By Kenneth Carter
Hurricane Harvey may have been downgraded to a tropical storm, but it still is pummeling Texas’ Gulf Coast and dumping an unprecedented amount of rain on Houston and other cities in its path.
As of Sunday, about 22 percent of the U.S.’s oil production had been “shut in,” according to the Bureau of Safety and Environmental Enforcement.
In addition to oil production, Texas produces more than 21,000 MW of electricity a year from wind. Could Harvey have an impact on the wind industry?
If there is any good news coming from the storm, it’s that Harvey shouldn’t have much or any effect on the more than 40 wind projects that call Texas home, according to Edward Einowski, who is a partner at Stoel Rives LLP where he specializes in renewable energy project finance and development.
Einowski represents developers (including biomass, wind, solar, hydro, and geothermal), primary investors, tax-equity investors, biofuel producers, investment-banking firms, commercial banks, and other financial institutions. He has published articles on renewable energy and is a prominent speaker at renewable energy conferences in the U.S. and internationally.
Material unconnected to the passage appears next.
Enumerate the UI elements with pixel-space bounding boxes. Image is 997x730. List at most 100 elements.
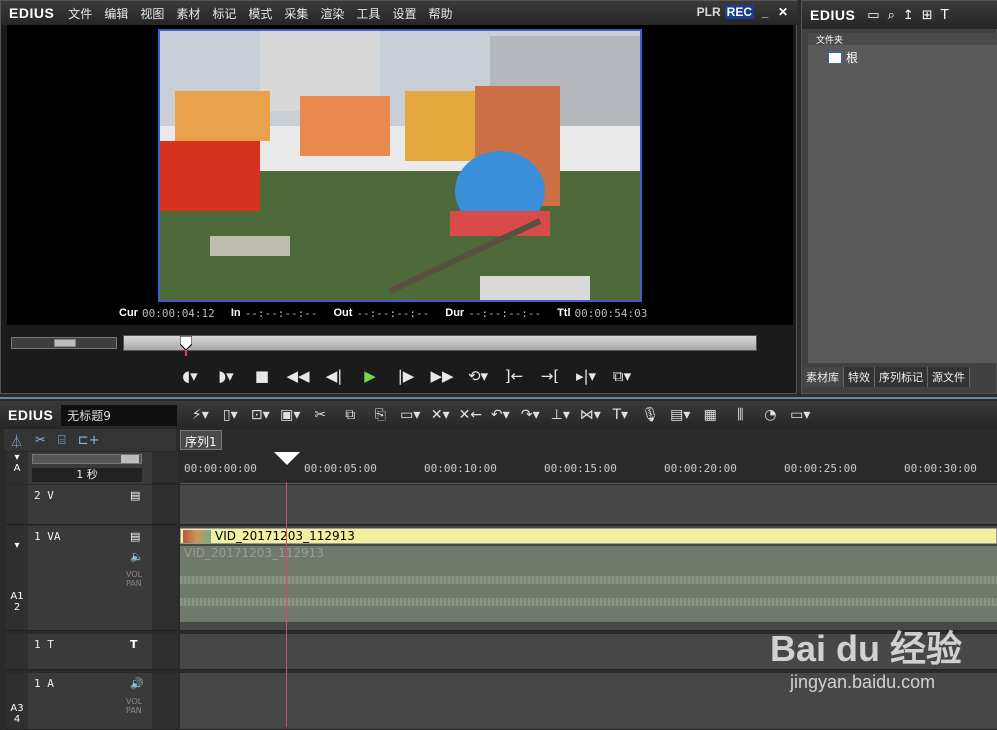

“I’m not sure Harvey will have much of a direct impact on Texas’ wind-energy generation, as relatively few wind projects are located in the southern part of the state,” he said. “Most are in the central part near the panhandle where the wind regime is excellent.”
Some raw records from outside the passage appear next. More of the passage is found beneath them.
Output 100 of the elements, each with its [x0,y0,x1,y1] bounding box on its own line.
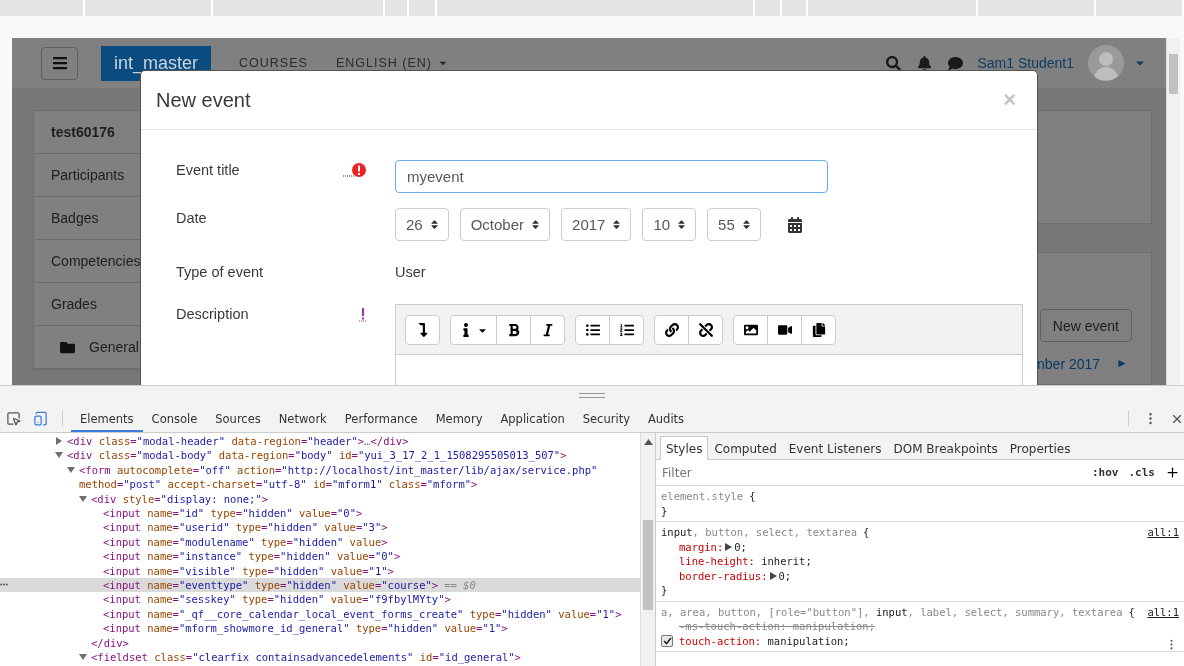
editor-toolbar-button[interactable] [767,315,802,345]
html-tag-text: <fieldset class="clearfix containsadvancedelements" id="id_general"> [91,650,521,665]
dom-tree-row[interactable]: <input name="userid" type="hidden" value="3"> [0,520,640,535]
devtools-tab[interactable]: Console [142,405,207,432]
expand-triangle-icon[interactable] [725,542,733,551]
source-link[interactable]: all:1 [1147,525,1179,540]
device-icon[interactable] [33,411,48,426]
editor-toolbar-button[interactable] [450,315,497,345]
css-declaration: border-radius: 0; [679,568,792,583]
devtools-tab[interactable]: Application [491,405,574,432]
dom-tree-row[interactable]: <div class="modal-body" data-region="body" id="yui_3_17_2_1_1508295505013_507"> [0,448,640,463]
dom-tree-row[interactable]: <fieldset class="clearfix containsadvancedelements" id="id_general"> [0,650,640,665]
bold-icon [506,323,521,337]
html-tag-text: <input name="mform_showmore_id_general" type="hidden" value="1"> [103,621,508,636]
expand-triangle-icon[interactable] [769,571,777,580]
devtools-tab[interactable]: Network [269,405,336,432]
nav-link[interactable]: COURSES [239,56,308,70]
menu-button[interactable] [41,46,78,80]
bell-icon[interactable] [917,55,933,71]
editor-toolbar-button[interactable] [575,315,610,345]
html-tag-text: <div class="modal-header" data-region="header">…</div> [67,434,409,449]
dropdown-select[interactable]: 26 [395,208,449,241]
html-tag-text: <input name="visible" type="hidden" value="1"> [103,563,394,579]
add-rule-icon[interactable] [1165,465,1180,480]
css-brace: { [1128,605,1135,618]
dropdown-select[interactable]: 55 [707,208,761,241]
dom-tree-row[interactable]: <div style="display: none;"> [0,491,640,507]
dom-tree-row[interactable]: <div class="modal-header" data-region="header">…</div> [0,434,640,449]
class-toggle[interactable]: .cls [1128,466,1155,479]
triangle-down-icon[interactable] [79,653,87,662]
nav-link[interactable]: ENGLISH (EN) [335,56,448,70]
css-declaration: touch-action: manipulation; [679,633,850,648]
dom-tree-row[interactable]: <input name="_qf__core_calendar_local_event_forms_create" type="hidden" value="1"> [0,606,640,622]
styles-tab[interactable]: Computed [708,436,783,460]
editor-toolbar-button[interactable] [688,315,723,345]
dom-tree-row[interactable]: <input name="instance" type="hidden" value="0"> [0,549,640,564]
css-brace: { [749,490,756,502]
triangle-down-icon[interactable] [55,451,63,460]
devtools-tab[interactable]: Performance [335,405,427,432]
html-tag-text: <form autocomplete="off" action="http://localhost/int_master/lib/ajax/service.php" method="post" accept-charset="utf-8" id="mform1" class="mform"> [79,462,599,492]
editor-toolbar-button[interactable] [801,315,836,345]
html-tag-text: <input name="userid" type="hidden" value="3"> [103,520,388,535]
scroll-up-icon[interactable] [644,439,653,445]
scrollbar[interactable] [1166,38,1180,385]
hover-toggle[interactable]: :hov [1092,466,1119,479]
files-icon [811,323,826,337]
styles-tab[interactable]: Properties [1003,436,1077,460]
new-event-button[interactable]: New event [1039,309,1132,342]
editor-toolbar-button[interactable] [405,315,440,345]
styles-tab[interactable]: DOM Breakpoints [887,436,1004,460]
chat-icon[interactable] [948,55,964,71]
dom-tree-row[interactable]: <input name="visible" type="hidden" value="1"> [0,563,640,579]
html-tag-text: <div class="modal-body" data-region="body" id="yui_3_17_2_1_1508295505013_507"> [67,448,567,463]
event-title-field[interactable]: myevent [395,160,828,193]
css-declaration: -ms-touch-action: manipulation; [679,619,875,634]
calendar-icon[interactable] [786,216,803,233]
editor-toolbar-button[interactable] [496,315,531,345]
sort-arrows-icon [611,219,623,230]
scrollbar[interactable] [640,433,655,666]
dom-tree-row[interactable]: <input name="eventtype" type="hidden" value="course"> == $0 [0,578,640,593]
css-declaration: line-height: inherit; [679,554,812,569]
triangle-down-icon[interactable] [67,465,75,474]
editor-toolbar-button[interactable] [733,315,768,345]
editor-toolbar-button[interactable] [530,315,565,345]
dom-tree-row[interactable]: <input name="id" type="hidden" value="0"> [0,506,640,521]
dom-tree-row[interactable]: <input name="mform_showmore_id_general" type="hidden" value="1"> [0,621,640,636]
triangle-down-icon[interactable] [79,494,87,503]
sort-arrows-icon [428,219,440,230]
devtools-tab[interactable]: Sources [206,405,270,432]
triangle-right-icon[interactable] [55,437,63,445]
dots-icon [0,583,8,587]
devtools-tab[interactable]: Elements [71,405,143,432]
field-label: Date [176,209,208,228]
styles-tab[interactable]: Event Listeners [782,436,888,460]
html-tag-text: <input name="sesskey" type="hidden" value="f9fbylMYty"> [103,592,451,607]
dropdown-select[interactable]: October [459,208,551,241]
resize-handle[interactable] [0,385,1184,405]
devtools-tab[interactable]: Memory [426,405,492,432]
devtools-tab[interactable]: Audits [638,405,694,432]
html-tag-text: <input name="eventtype" type="hidden" value="course"> [103,578,439,593]
dropdown-select[interactable]: 10 [642,208,697,241]
editor-toolbar-button[interactable] [609,315,644,345]
html-tag-text: </div> [91,635,129,651]
dom-tree-row[interactable]: <form autocomplete="off" action="http://localhost/int_master/lib/ajax/service.php" method="post" accept-charset="utf-8" id="mform1" class="mform"> [0,462,640,492]
video-camera-icon [777,323,792,337]
inspect-icon[interactable] [6,411,21,426]
source-link[interactable]: all:1 [1147,604,1179,619]
html-tag-text: <input name="modulename" type="hidden" value> [103,534,388,550]
devtools-tab[interactable]: Security [573,405,639,432]
styles-tab[interactable]: Styles [660,436,709,460]
editor-toolbar-button[interactable] [654,315,689,345]
dom-tree-row[interactable]: <input name="sesskey" type="hidden" value="f9fbylMYty"> [0,592,640,607]
checkbox[interactable] [661,634,673,647]
html-tag-text: <input name="_qf__core_calendar_local_event_forms_create" type="hidden" value="1"> [103,606,622,622]
dom-tree-row[interactable]: <input name="modulename" type="hidden" value> [0,534,640,550]
search-icon[interactable] [886,55,902,71]
css-selector: input, button, select, textarea [661,526,857,538]
css-brace: } [661,504,668,517]
dropdown-select[interactable]: 2017 [561,208,632,241]
bullet-list-icon [585,323,600,337]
However, he did warn that since the wind that generates power is never constant, that it could have some impact on restoring electrical power.
“The intermittency of wind may provide some challenges in restoring service to those areas that got knocked out by Harvey,” Einowski said. “But other than the scale of the outages (which may end up being quite large), I am not sure there is much unusual in that regard.”
At one point over the weekend, more than 213,000 people along the Texas Gulf Coast were without power, according to Electric Reliability Council of Texas.